Mexico City itself—its unstable ground, dense traffic, layered smells, and collision of architectures—served as Táboas’s early laboratory. Artists of her generation turned to minimalism, conceptualism, and everyday materials to respond to what writer and scholar Rubén Gallo describes as the city’s “delirious nature,” an experience best understood by moving through its streets. Táboas distinguished herself within this milieu—one of the few women active in the independent scene—by shifting emphasis away from the gendered labor of object-making and toward the embodied perception of form, space, and movement.
The works presented here, created between 2019 and 2021, reflect the lasting influence of these formative years. Through finely attuned uses of painted linen, stained glass, iron, volcanic stone, and draped textiles, Táboas navigates the relationships between painting, sculpture, and architecture, drawing attention to how we experience space rather than to the objects themselves.

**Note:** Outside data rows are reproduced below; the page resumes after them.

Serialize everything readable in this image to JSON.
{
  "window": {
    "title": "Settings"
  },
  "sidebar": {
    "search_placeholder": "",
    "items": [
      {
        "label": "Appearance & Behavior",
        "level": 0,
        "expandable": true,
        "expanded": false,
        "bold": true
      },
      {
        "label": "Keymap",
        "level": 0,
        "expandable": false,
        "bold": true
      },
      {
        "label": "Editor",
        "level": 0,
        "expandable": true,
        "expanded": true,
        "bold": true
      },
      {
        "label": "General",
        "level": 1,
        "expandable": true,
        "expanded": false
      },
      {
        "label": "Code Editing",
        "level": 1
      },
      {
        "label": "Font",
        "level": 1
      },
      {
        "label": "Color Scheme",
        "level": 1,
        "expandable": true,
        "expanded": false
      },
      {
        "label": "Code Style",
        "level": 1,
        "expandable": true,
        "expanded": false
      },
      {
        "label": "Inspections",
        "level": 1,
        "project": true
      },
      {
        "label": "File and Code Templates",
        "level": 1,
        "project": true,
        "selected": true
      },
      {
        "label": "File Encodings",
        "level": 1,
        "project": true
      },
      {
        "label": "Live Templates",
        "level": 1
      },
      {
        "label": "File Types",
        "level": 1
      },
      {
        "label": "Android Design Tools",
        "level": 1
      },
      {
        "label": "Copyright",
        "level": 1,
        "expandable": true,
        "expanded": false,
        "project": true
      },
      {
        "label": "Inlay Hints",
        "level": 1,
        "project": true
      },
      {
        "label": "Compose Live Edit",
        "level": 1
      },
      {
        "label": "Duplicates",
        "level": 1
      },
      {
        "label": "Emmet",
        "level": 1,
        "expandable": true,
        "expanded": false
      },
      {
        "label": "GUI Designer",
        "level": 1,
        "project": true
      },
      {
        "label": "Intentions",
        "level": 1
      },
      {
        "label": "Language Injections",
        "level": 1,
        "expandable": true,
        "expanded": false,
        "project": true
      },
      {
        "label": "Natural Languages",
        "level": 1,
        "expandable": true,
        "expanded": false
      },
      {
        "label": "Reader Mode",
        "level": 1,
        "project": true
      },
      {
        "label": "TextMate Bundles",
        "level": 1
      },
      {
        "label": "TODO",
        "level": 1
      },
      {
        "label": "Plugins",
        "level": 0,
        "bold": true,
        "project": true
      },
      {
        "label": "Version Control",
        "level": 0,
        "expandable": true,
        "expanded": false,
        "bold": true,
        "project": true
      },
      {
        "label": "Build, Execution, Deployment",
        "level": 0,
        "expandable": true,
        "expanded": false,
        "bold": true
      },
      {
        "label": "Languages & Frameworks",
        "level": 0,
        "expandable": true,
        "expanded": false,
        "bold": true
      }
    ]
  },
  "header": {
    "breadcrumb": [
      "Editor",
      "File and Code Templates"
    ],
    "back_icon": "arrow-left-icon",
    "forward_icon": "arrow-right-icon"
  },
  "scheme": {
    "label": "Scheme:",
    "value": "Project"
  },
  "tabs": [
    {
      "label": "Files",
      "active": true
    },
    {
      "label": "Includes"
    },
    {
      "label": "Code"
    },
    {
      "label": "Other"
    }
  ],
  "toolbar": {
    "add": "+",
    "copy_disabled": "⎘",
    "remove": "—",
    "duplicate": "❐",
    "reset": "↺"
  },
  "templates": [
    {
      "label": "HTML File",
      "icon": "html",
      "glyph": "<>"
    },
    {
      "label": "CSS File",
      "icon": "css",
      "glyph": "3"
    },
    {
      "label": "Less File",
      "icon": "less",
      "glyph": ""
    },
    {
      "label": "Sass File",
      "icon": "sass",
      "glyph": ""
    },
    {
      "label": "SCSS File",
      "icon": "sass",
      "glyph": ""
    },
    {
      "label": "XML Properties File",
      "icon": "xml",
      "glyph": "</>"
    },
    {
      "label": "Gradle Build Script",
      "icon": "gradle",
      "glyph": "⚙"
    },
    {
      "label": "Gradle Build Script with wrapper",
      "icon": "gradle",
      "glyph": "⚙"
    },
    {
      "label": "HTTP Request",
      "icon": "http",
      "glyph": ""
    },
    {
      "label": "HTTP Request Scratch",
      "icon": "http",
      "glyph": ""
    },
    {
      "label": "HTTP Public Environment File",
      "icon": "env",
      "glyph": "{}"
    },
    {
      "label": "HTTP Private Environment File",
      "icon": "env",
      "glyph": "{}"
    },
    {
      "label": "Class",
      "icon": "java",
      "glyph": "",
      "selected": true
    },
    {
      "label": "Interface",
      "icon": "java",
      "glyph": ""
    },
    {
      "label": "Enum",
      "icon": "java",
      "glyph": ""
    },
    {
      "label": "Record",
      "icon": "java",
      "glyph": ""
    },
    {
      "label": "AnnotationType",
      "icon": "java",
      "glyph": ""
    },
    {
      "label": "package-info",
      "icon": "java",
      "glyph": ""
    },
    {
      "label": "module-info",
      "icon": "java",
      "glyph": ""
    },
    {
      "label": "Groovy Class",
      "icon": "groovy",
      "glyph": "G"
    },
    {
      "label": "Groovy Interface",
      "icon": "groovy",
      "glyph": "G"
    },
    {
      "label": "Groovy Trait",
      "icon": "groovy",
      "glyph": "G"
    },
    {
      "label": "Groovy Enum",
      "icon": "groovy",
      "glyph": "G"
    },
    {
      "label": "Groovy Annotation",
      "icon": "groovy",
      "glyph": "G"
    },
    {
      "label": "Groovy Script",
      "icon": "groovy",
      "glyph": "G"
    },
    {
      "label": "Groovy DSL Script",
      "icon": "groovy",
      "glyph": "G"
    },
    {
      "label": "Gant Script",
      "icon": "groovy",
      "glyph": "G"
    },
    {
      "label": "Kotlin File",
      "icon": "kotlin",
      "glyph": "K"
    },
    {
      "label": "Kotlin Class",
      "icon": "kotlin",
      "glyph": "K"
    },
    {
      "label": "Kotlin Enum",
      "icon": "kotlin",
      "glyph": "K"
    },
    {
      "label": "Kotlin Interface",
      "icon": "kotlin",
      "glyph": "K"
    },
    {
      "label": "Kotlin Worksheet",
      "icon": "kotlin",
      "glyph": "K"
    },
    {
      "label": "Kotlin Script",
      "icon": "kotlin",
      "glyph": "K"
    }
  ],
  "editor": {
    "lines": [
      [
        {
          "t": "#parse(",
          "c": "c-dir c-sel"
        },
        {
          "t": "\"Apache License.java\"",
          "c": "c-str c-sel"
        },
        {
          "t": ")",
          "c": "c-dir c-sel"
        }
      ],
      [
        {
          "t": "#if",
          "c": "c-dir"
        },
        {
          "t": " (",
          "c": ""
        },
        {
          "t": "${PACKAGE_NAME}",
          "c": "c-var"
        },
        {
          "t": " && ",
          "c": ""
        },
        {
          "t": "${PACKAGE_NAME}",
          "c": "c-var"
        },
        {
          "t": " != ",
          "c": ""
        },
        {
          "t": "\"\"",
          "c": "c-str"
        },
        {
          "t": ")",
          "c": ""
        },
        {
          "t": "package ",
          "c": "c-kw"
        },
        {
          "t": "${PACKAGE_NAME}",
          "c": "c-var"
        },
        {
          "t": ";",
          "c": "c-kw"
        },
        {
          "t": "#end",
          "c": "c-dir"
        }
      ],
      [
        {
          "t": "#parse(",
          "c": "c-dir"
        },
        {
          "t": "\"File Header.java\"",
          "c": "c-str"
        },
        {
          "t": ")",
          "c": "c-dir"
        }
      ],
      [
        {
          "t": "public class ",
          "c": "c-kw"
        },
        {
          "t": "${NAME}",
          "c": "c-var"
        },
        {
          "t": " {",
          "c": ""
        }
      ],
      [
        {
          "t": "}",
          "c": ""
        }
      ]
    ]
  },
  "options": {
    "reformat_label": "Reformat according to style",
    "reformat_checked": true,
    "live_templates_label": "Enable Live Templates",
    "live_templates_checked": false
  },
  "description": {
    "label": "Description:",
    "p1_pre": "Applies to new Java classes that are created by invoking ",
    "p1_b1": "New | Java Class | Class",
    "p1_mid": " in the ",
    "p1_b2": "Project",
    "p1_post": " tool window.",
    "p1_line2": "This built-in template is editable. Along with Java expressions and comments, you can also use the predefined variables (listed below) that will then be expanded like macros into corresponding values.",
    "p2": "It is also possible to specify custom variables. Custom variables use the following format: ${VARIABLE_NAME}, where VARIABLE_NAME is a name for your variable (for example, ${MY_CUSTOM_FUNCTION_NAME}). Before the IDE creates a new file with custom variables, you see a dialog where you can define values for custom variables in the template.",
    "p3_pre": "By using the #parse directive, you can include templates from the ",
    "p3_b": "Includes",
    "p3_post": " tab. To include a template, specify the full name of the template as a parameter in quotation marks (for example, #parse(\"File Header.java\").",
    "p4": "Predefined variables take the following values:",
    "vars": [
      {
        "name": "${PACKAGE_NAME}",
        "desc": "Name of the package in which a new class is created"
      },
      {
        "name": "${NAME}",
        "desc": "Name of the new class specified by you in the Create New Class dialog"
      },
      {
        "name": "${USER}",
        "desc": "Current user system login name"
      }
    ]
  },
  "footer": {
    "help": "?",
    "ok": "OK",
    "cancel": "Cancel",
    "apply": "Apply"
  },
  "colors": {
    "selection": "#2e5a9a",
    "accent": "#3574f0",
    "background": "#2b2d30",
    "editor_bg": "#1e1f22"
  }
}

Her rigorous spatial orchestration of color and line evokes the dynamic rhythms and shifting geographies of the city—a place that writer Gonzalo Celorio once described as “a city we barely recognize from one day to the next, as though between last night and this, decades or centuries had passed.”
In this installation, Táboas invites viewers to participate in a perceptual encounter shaped by movement, sensation, and the quiet energy that circulates through forms—an echo of the ever-changing urban world from which her work continues to emerge.
This exhibition is curated by Dr. Jodi Kovach, Pamela and Christopher Hoehn-Saric Deputy Director of Curatorial Affairs and Education. The interpretive wall texts were written by students in the Fall 2025 course, Art of the 90s: Berlin and Mexico City, co-taught by Dr. Kovach and Dr. Leo Riegert, Associate Professor of German. The artist will be on campus in March for public programs and activities with our community.